Dès le début du texte, l’écrivain met à mal le pacte (faustien ?) de lecture, tacitement conclu entre lui-même et le lecteur, plongeant ce dernier dans un état de doute absolu. Dès lors, comme l’écrit Derrida, « l’absence de signifié transcendantal étend à l’infini le champ et le jeu de la signification » (L’Écriture et la différence). À qui s’adresse le discours de Dinn ? À Thomas ou au lecteur ?

La plupart des chapitres (non numérotés) se terminent par un énigmatique « ’’, dis-je. », sans que les guillemets n’aient été ouverts plus haut. Qui parle ? Comme dans American Psycho de Bret Easton Ellis, le lecteur du Chant de la mutilation se demande si le mutique Thomas subit réellement les tourments infligés par le démon Dinn ou s’il s’agit du délire d’un schizophrène [1].
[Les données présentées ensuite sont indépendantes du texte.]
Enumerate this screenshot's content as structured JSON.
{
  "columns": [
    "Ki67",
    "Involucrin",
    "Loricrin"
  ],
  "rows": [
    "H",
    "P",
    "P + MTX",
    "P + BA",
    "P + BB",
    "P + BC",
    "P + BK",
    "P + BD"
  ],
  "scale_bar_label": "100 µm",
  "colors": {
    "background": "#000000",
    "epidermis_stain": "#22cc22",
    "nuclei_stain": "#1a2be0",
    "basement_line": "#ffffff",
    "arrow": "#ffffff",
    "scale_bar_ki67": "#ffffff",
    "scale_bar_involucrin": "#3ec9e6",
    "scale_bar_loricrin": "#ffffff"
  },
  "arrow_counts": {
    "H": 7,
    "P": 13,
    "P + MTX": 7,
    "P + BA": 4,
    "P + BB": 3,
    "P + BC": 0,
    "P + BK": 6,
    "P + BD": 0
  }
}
Hugues Robert rappelle que le titre de travail était Dysphoria [2]. La sobre et élégante illustration de la première de couverture (que l’on doit à Arthur Pumarelli [3]) représente un labyrinthe, véritable mythème de la littérature fantastique. Nous pensons notamment à celui du film Shining, une invention de Kubrick et de sa coscénariste Diane Johnson (le labyrinthe ne figurant pas dans le roman éponyme de Stephen King), à la fois projection de la psyché torturée du personnage de Jack Torrance et pure structure géométrique, modèle esthétique et donc miroir de l’œuvre elle-même (le roman que Torrance ne parvient pas à écrire et le film lui-même).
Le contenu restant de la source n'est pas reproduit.